The itertools
module in the standard library offers a number of tools that for conveniently iterating through iterables.
The groupby()
function in the module is used for grouping and sorting data based on a certain key.
groupby(iterable, key = None)
iterable |
Required. An iterable(list, set, tuple, range, etc) containing the elements to be grouped. |
key |
Optional. A function that will be used for grouping the elements of the iterable. |
The groupby()
function returns an iterator of tuples in which each tuple contains a key and the corresponding group of elements from the iterable.
from itertools import groupby
bodies = [('planet', 'Jupiter'), ("planet", "Earth"), ("planet", "Mars"), ('galaxy', 'Andromeda'), ("galaxy", "Milky way"), ("moon", "Europa"), ("moon", "Lunar")]

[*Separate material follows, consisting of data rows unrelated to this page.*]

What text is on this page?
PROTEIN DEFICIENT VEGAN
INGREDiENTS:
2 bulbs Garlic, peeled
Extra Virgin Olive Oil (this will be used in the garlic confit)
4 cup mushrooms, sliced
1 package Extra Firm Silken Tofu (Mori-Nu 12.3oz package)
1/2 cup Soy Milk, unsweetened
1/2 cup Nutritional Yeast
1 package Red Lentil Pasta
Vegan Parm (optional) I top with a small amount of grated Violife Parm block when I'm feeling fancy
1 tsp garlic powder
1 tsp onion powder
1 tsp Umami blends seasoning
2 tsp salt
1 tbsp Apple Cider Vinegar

for key, group in groupby(bodies, lambda x: x[0]):
similar_bodies = ", ".join([body[1] for body in group])
print(key + "(s): " + similar_bodies + ".")
In the above example, bodies
is a list of tuples where each tuple contains a celestial body, first item in each tuple is the body's category and the second is its name.
We used lambda x: x[0]
as the key parameter to tell the groupby()
function to use the first item in each tuple as the grouping key.
In the for
loop, groupby()
returns three (key, group iterator) pairs - once for each unique key. You can use the returned iterator to iterate over each individual item in that group.
Let us see another example:
Group people by age
from itertools import groupby
data = [ {'name': 'John', 'age': 25}, {'name': 'Tim', 'age': 20}, {'name': 'Sally', 'age': 30}, {'name': 'Paul', 'age': 25},]
sorted_data = sorted(data, key=lambda x: x['age'])
grouped_data = groupby(sorted_data, key = lambda x: x['age'])
for key, group in grouped_data:
agemates = ', '.join(person['name'] for person in group)
print(f'Age {key}: %s'% agemates)
In the above example we have a variable data which is a list of dictionary where each dictionary contains the name
and the age
of a particular person.
We sorted the dictionaries by age using the builtin sorted()
function and then called the groupby()
function on the sorted data. Note that the function expects the input iterables to be sorted as per the given key before they are passed for grouping, otherwise, it may produce inconsistent results.
We then used a for
loop to get each key and its group of elements before printing them.